Geometric multiplicity for non zero eigen values of matrices $AB$ and $BA$. As lot of information is given in this site about eigen values of $AB$ and $BA$ for square matrices $A$ and $B$. As characteristics polynomial of $AB$  and $BA$ are same so both have same set of eigen values with multiplicity. Now I want to know about geoemetric multiplicity and as one of $AB$ and $BA$ may become zero and other not even diagonalizable so i can conclude that geometric multiplicity of eigen value $0$ may not equal. Now what about geometric multiplicity of common non zero eigen values? Are they will be same? i.e. if $a\neq 0$ then can we say $$Geo.Mult_a(AB) =Geo.Mult_a(BA)? $$ please explain or give counter example. Thanks.
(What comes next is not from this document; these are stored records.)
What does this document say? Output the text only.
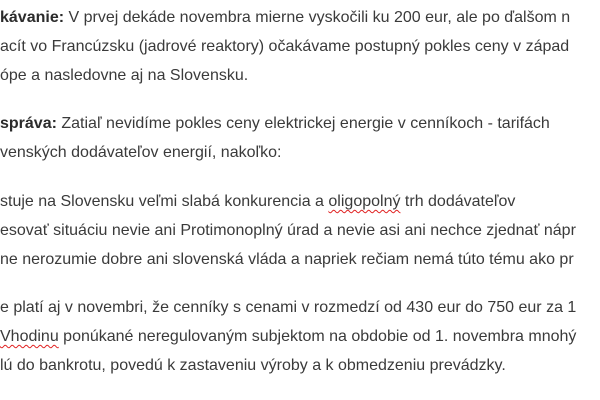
kávanie: V prvej dekáde novembra mierne vyskočili ku 200 eur, ale po ďalšom n
acít vo Francúzsku (jadrové reaktory) očakávame postupný pokles ceny v západ
ópe a nasledovne aj na Slovensku.
správa: Zatiaľ nevidíme pokles ceny elektrickej energie v cenníkoch - tarifách
venských dodávateľov energií, nakoľko:
stuje na Slovensku veľmi slabá konkurencia a oligopolný trh dodávateľov
esovať situáciu nevie ani Protimonoplný úrad a nevie asi ani nechce zjednať nápr
ne nerozumie dobre ani slovenská vláda a napriek rečiam nemá túto tému ako pr
e platí aj v novembri, že cenníky s cenami v rozmedzí od 430 eur do 750 eur za 1
Vhodinu ponúkané neregulovaným subjektom na obdobie od 1. novembra mnohý
lú do bankrotu, povedú k zastaveniu výroby a k obmedzeniu prevádzky.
 A: Here is a somewhat different explanation for the equality of dimensions of the eigenspaces of $AB$ and $BA$ for nonzero eigenvalues than in the other answers (so far); it gives rise to the somewhat stronger result that the Jordan types (lists of sizes of Jordan blocks) are also the same for nonzero eigenvalues. For any linear operator $T$ there is a unique $T$-stable complementary subspace$~W$ to the generalised eigenspace for the eigenvalue$~0$. There are several ways to describe it: over an algebraically closed field, $W$ is the (direct) sum of all other generalised eigenspaces; it is the image of $T^k$ for sufficiently large$~k$ ($k=n$, the dimension of the space, is certainly sufficient); if $Q$ is the quotient of the characteristic polynomial by any factors$~X$ it contains, then $W=\ker(Q[T])$.
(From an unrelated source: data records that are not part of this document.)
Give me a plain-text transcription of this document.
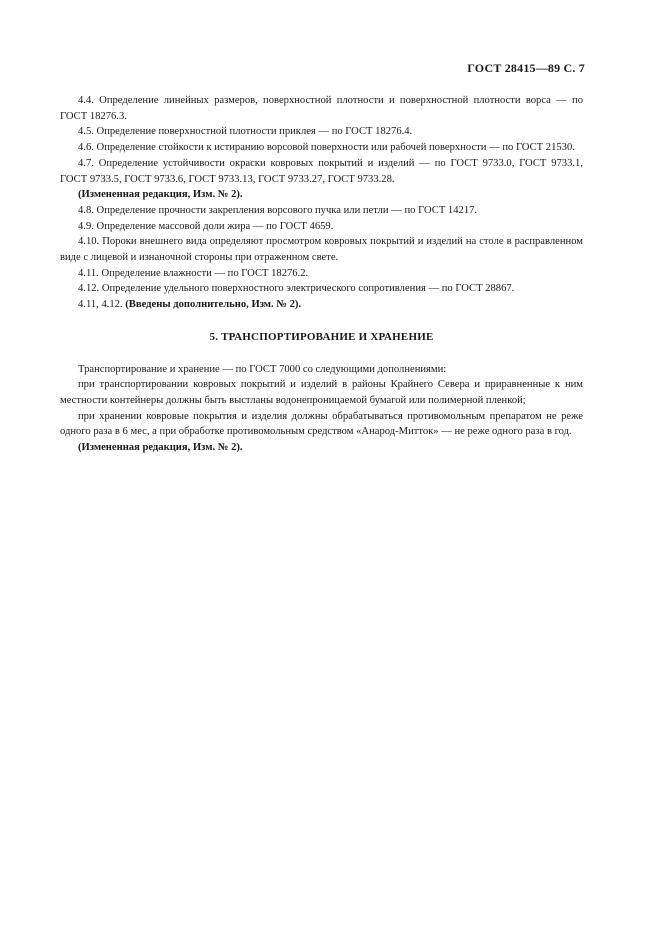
ГОСТ 28415—89 С. 7

4.4. Определение линейных размеров, поверхностной плотности и поверхностной плотности ворса — по ГОСТ 18276.3.

4.5. Определение поверхностной плотности приклея — по ГОСТ 18276.4.

4.6. Определение стойкости к истиранию ворсовой поверхности или рабочей поверхности — по ГОСТ 21530.

4.7. Определение устойчивости окраски ковровых покрытий и изделий — по ГОСТ 9733.0, ГОСТ 9733.1, ГОСТ 9733.5, ГОСТ 9733.6, ГОСТ 9733.13, ГОСТ 9733.27, ГОСТ 9733.28.

(Измененная редакция, Изм. № 2).

4.8. Определение прочности закрепления ворсового пучка или петли — по ГОСТ 14217.

4.9. Определение массовой доли жира — по ГОСТ 4659.

4.10. Пороки внешнего вида определяют просмотром ковровых покрытий и изделий на столе в расправленном виде с лицевой и изнаночной стороны при отраженном свете.

4.11. Определение влажности — по ГОСТ 18276.2.

4.12. Определение удельного поверхностного электрического сопротивления — по ГОСТ 28867.

4.11, 4.12. (Введены дополнительно, Изм. № 2).

5. ТРАНСПОРТИРОВАНИЕ И ХРАНЕНИЕ

Транспортирование и хранение — по ГОСТ 7000 со следующими дополнениями:

при транспортировании ковровых покрытий и изделий в районы Крайнего Севера и приравненные к ним местности контейнеры должны быть выстланы водонепроницаемой бумагой или полимерной пленкой;

при хранении ковровые покрытия и изделия должны обрабатываться противомольным препаратом не реже одного раза в 6 мес, а при обработке противомольным средством «Анарод-Митток» — не реже одного раза в год.

(Измененная редакция, Изм. № 2).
Now let $T$ be the linear operator given by $AB$ and let $W_0$ be this subspace$~W$ for it. By construction the restriction of $T$ to $W_0$ is invertible (does not have $0$ as eigenvalue). If $W_1$ is the image of $W_0$ under multiplication by $B$, we have linear maps $b:W_0\to W_1$ (given by multiplication by $B$) and $a:W_1\to W_0$ (given by multiplication by $A$) whose composition $a\circ b$ is that invertible restriction of $T$ to $W_0$, so $a$ and $b$ must each be invertible. Starting with $T'$ given by $BA$ instead of $AB$, one sees that its subspace $W$ is in fact $W_1$. Now the restriction $a\circ b$ of $T$ to $W_0$ is conjugate to the restriction $b\circ a$ of $T'$ to$~W_1$, since $ab=a(ba)a^{-1}$. Since all (generalized) eigenspaces for nonzero eigenvalues of $AB$ respectively of $BA$ are contained in $W_0$ respectively $W_1$, one gets the desired result.
A: It's true. Let $x_1,x_2,\ldots,x_k$ be a basis of the eigenspace of $AB$ corresponding to a nonzero eigenvalue $\lambda$. Then $Bx_1,Bx_2,\ldots,Bx_k$ are linearly independent, for, if $\sum_ic_iBx_i=0$, then $\lambda\sum_ic_ix_i=A(\sum_ic_iBx_i)=0$ and hence all $c_i$s are zero. However, as $BA(Bx_i)=B(ABx_i)=\lambda Bx_i$, each $Bx_i$ is an eigenvector of $AB$ corresponding to the eigenvalue $\lambda$. Therefore the geometric multiplicity of $\lambda$ in $BA$ is greater than or equal to the geometric multiplicity of $\lambda$ in $AB$. The reverse inequality is also true if we interchange the roles of $A$ and $B$ in the above. Therefore the geometric multiplicities of $\lambda$ in $AB$ and $BA$ are the same.
A: Hint:
If $\lambda \ne 0$ is an eigenvalue of $AB$ and $BA$, check that the linear maps $$\ker(AB-\lambda I) \to \ker (BA - \lambda I), \quad x \mapsto Bx$$
$$\ker(BA-\lambda I) \to \ker (AB - \lambda I), \quad x \mapsto Ax$$
are injective. It follows $\dim \ker (AB - \lambda I) = \dim \ker (BA - \lambda I)$.